Fire Cat gestured toward the distant mountains, and then at the world around them. “As a young man I considered Red Wing Town the center of the world. Then the world expanded to Cahokia, which humbled me. Surely that was all the people in the world. And now I have traveled this far, past the Blue Mountains, and still the world continues. I was arrogant in my knowledge of my place and my city’s place at the center of things. Now, considering the vastness, I understand just how insignificant I really am.”
Blood Talon squinted up at the high peaks, nodded. “I think we both have learned. I have Traded for dried corn, pawpaws, and mulberries. I also found a fisherman down at the canoe landing who will carry us across the river to the Herosihachi trail that will take us to the divide.”
“Even better than that,” Fire Cat told him, “I talked with a family of farmers who just arrived from Joara. My lady and Winder are just over a day ahead of us. Now, let’s go find your fisherman. It might be a hard run, and we might have to eat those supplies of yours cold, but I think we can catch them before they reach the divide.”

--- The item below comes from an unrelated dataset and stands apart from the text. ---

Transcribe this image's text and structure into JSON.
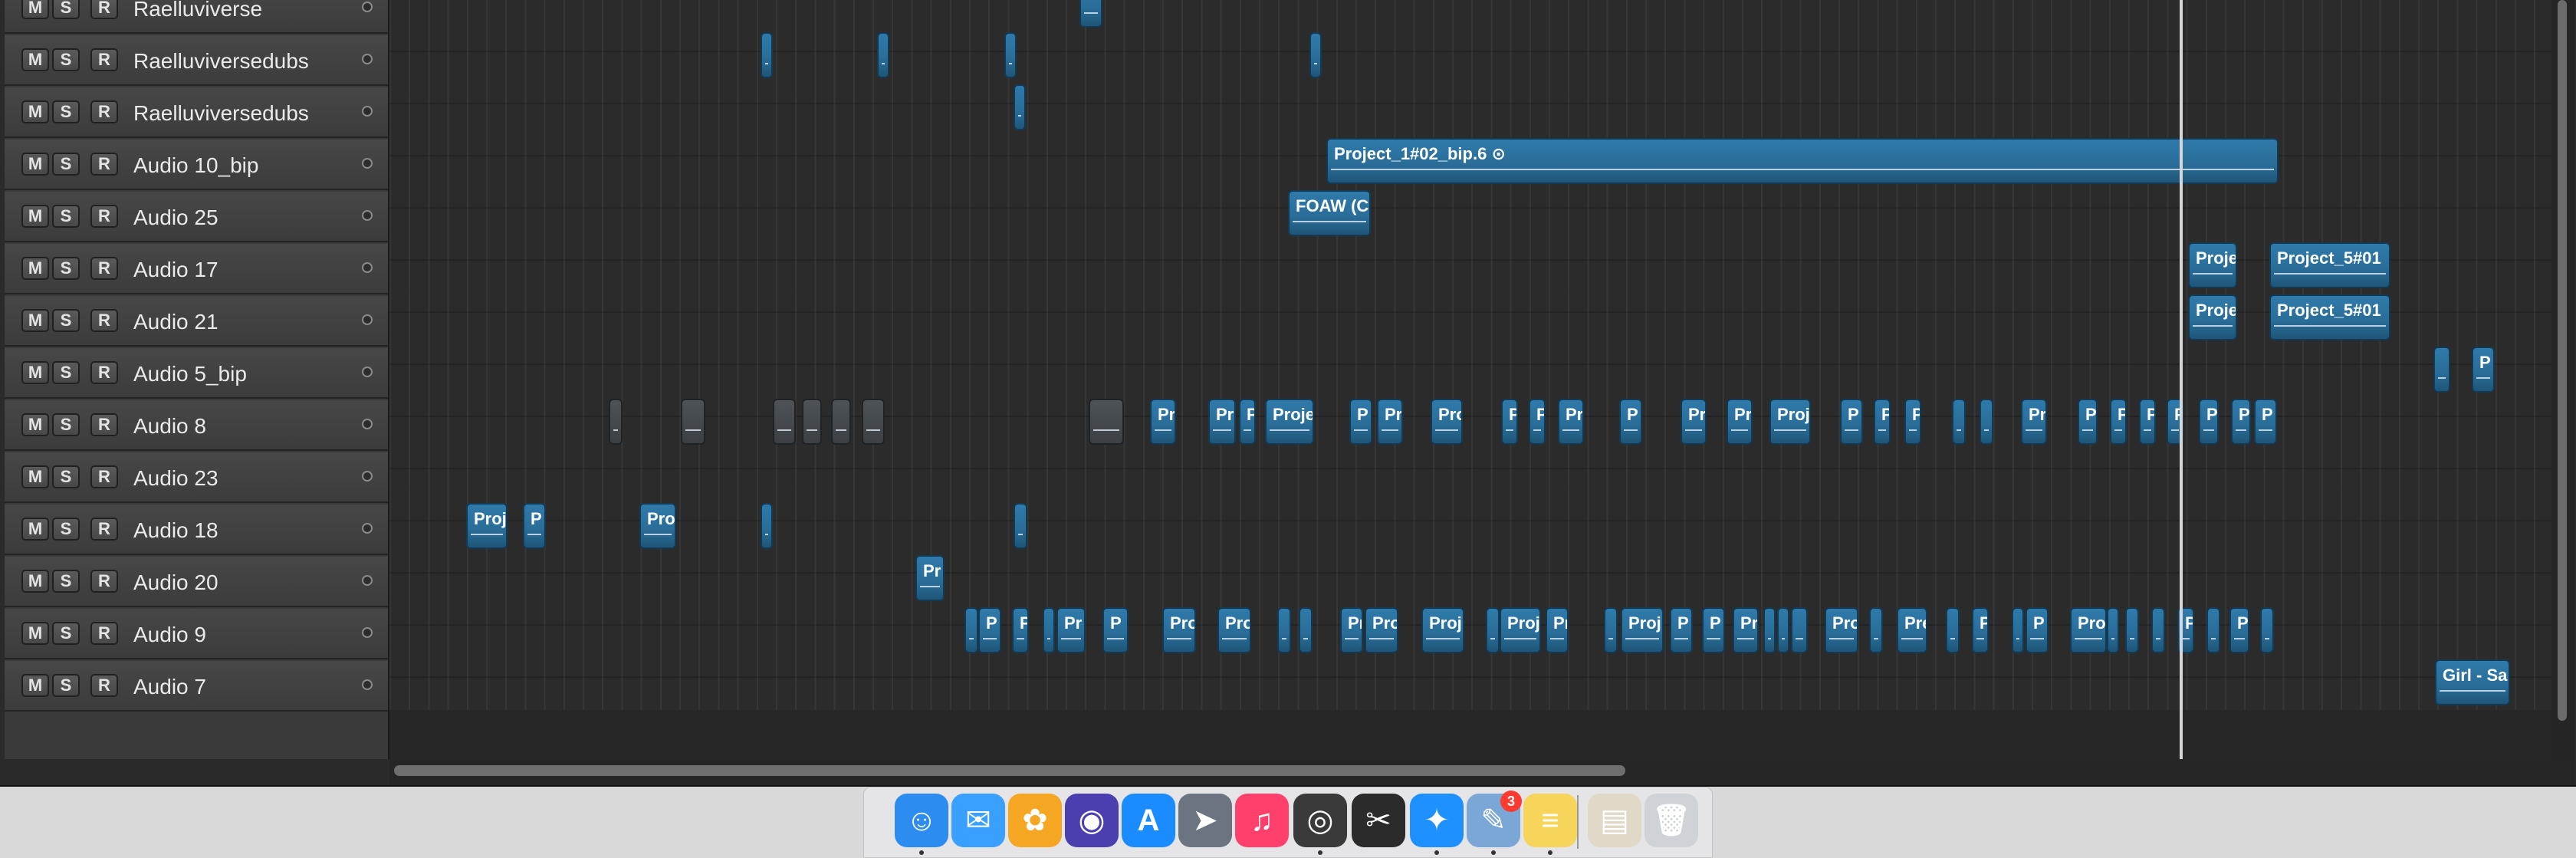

Blood Talon tapped his chin in salute. “Then let’s be about it. It will be my chance to show you just how far and fast a Snapping Turtle Clan squadron first can run.”

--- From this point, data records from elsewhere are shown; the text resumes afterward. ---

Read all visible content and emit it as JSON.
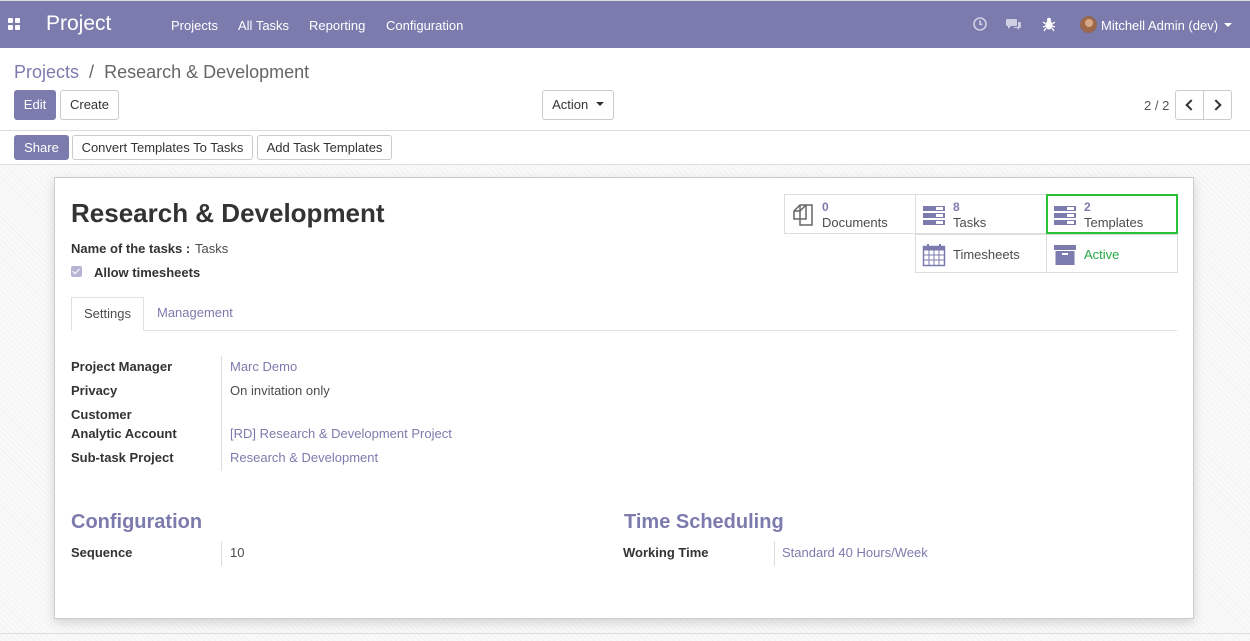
{
  "navbar": {
    "brand": "Project",
    "menu": [
      "Projects",
      "All Tasks",
      "Reporting",
      "Configuration"
    ],
    "user": "Mitchell Admin (dev)",
    "color": "#7c7bad"
  },
  "breadcrumb": {
    "parent": "Projects",
    "separator": "/",
    "current": "Research & Development"
  },
  "buttons": {
    "edit": "Edit",
    "create": "Create",
    "action": "Action",
    "share": "Share",
    "convert": "Convert Templates To Tasks",
    "add_templates": "Add Task Templates"
  },
  "pager": {
    "value": "2 / 2"
  },
  "smart_buttons": {
    "documents": {
      "count": "0",
      "label": "Documents"
    },
    "tasks": {
      "count": "8",
      "label": "Tasks"
    },
    "templates": {
      "count": "2",
      "label": "Templates"
    },
    "timesheets": {
      "label": "Timesheets"
    },
    "active": {
      "label": "Active"
    }
  },
  "record": {
    "title": "Research & Development",
    "tasks_name_label": "Name of the tasks :",
    "tasks_name_value": "Tasks",
    "allow_timesheets_label": "Allow timesheets"
  },
  "tabs": [
    "Settings",
    "Management"
  ],
  "settings": {
    "project_manager_label": "Project Manager",
    "project_manager_value": "Marc Demo",
    "privacy_label": "Privacy",
    "privacy_value": "On invitation only",
    "customer_label": "Customer",
    "customer_value": "",
    "analytic_account_label": "Analytic Account",
    "analytic_account_value": "[RD] Research & Development Project",
    "subtask_project_label": "Sub-task Project",
    "subtask_project_value": "Research & Development"
  },
  "configuration": {
    "title": "Configuration",
    "sequence_label": "Sequence",
    "sequence_value": "10"
  },
  "time_scheduling": {
    "title": "Time Scheduling",
    "working_time_label": "Working Time",
    "working_time_value": "Standard 40 Hours/Week"
  },
  "colors": {
    "accent": "#7c7bad",
    "active_green": "#28a745",
    "highlight_border": "#28c236"
  }
}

Fire Cat grinned. Gave him a slap on the back. “Faster and farther than a fat, lazy Red Wing, no doubt. But, Blood Talon. Once we catch up with Night Shadow Star and discover where Walking Smoke is, I don’t want you involved. You’ve heard the stories about the Lightning Shell witch? It’s him. I know it.”
“I owe you my life.” Blood Talon looked down at his tanned, callused hands. “Even more so since I destroyed so much of yours. What do I care about some witch?”

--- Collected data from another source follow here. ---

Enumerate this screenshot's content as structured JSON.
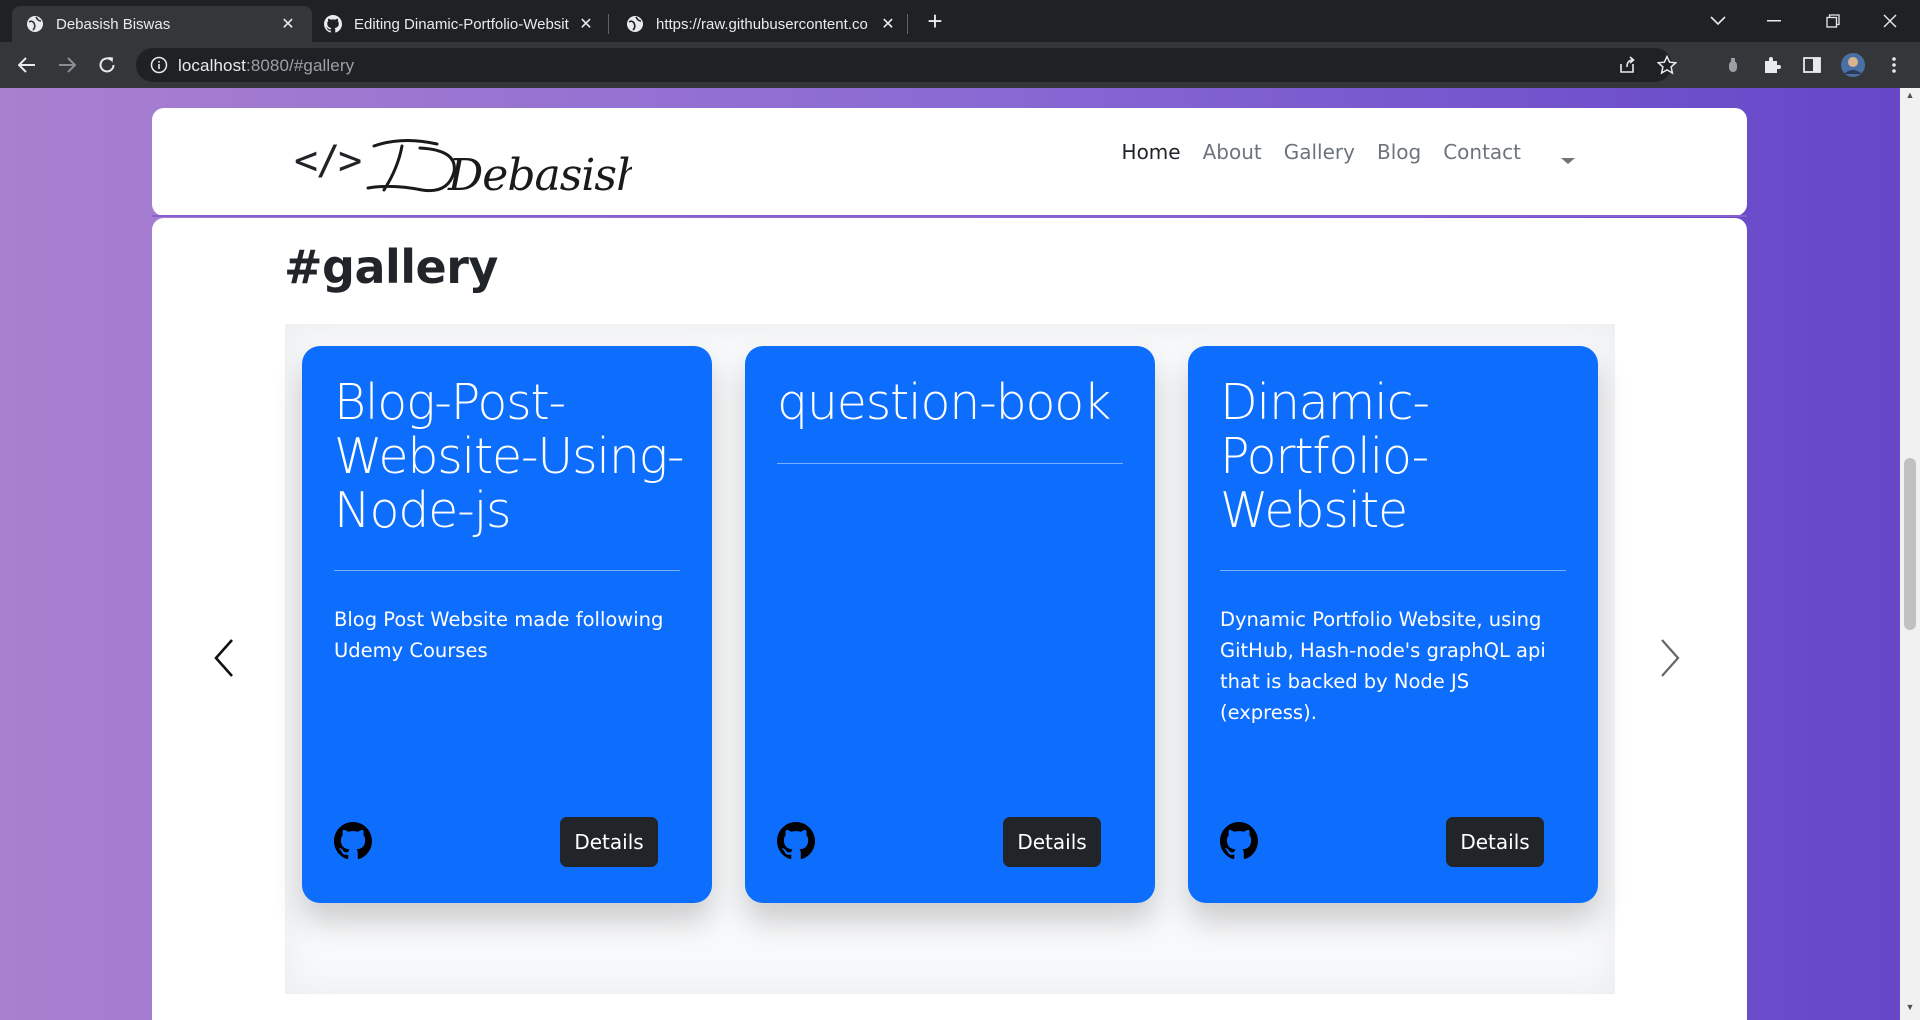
{
  "browser": {
    "tabs": [
      {
        "title": "Debasish Biswas",
        "active": true,
        "icon": "globe-icon"
      },
      {
        "title": "Editing Dinamic-Portfolio-Websit",
        "active": false,
        "icon": "github-icon"
      },
      {
        "title": "https://raw.githubusercontent.co",
        "active": false,
        "icon": "globe-icon"
      }
    ],
    "new_tab": "+",
    "url_host": "localhost",
    "url_rest": ":8080/#gallery"
  },
  "navbar": {
    "logo_code": "</>",
    "logo_name": "Debasish",
    "links": [
      "Home",
      "About",
      "Gallery",
      "Blog",
      "Contact"
    ],
    "active_link": "Home"
  },
  "gallery": {
    "title": "#gallery",
    "cards": [
      {
        "title": "Blog-Post-Website-Using-Node-js",
        "title_lines": [
          "Blog-Post-",
          "Website-Using-",
          "Node-js"
        ],
        "description": "Blog Post Website made following Udemy Courses",
        "button": "Details"
      },
      {
        "title": "question-book",
        "title_lines": [
          "question-book"
        ],
        "description": "",
        "button": "Details"
      },
      {
        "title": "Dinamic-Portfolio-Website",
        "title_lines": [
          "Dinamic-",
          "Portfolio-",
          "Website"
        ],
        "description": "Dynamic Portfolio Website, using GitHub, Hash-node's graphQL api that is backed by Node JS (express).",
        "button": "Details"
      }
    ]
  },
  "colors": {
    "card": "#0d6efd",
    "button": "#212529",
    "page_gradient": [
      "#a97fcf",
      "#6446c8"
    ]
  }
}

“Look at me. Yes, right in the eyes. You still don’t understand about the Power—that this is Piasa against the Thunderers. Sky Power opposed to Underworld Power. Something terrible is going to happen when Night Shadow Star faces Walking Smoke. Last time she almost died.”
“Doesn’t matter, I’ll be at your side and—”
“Whoever goes into that final confrontation, they’re not coming out of it alive.”
Blood Talon shifted, stubbornly scuffed his foot on the hard-packed soil. “The way you put it? Sounds like the kind of fight a true warrior was born for. Maintaining the balance of Power? Me, I’m born of Snapping Turtle Clan, we’re earth people. This Lightning Shell witch we’ve been hearing about? A warrior could find no better death than helping to end such a thing.”
Blood Talon extended his arm in the direction of the canoe landing. “Lead forth. Let’s go catch the lady and kill the witch.”
“You do my lady and me honor.”
“Funny you’d say that. Most everything I’ve learned of honor, it seems, I’ve learned from you.”
Fire Cat kept his expression blank, turned on his heel, and led the way to the canoe landing.
In his head he kept seeing the inside of Columella’s palace that day Night Shadow Star had interrupted Walking Smoke’s abominable ceremony. The severed body parts, arms, legs, torsos, arranged in such a precise pattern on the blood-soaked matting.
My friend, you don’t know the depths of his depravity. Or how cunning and clever he is.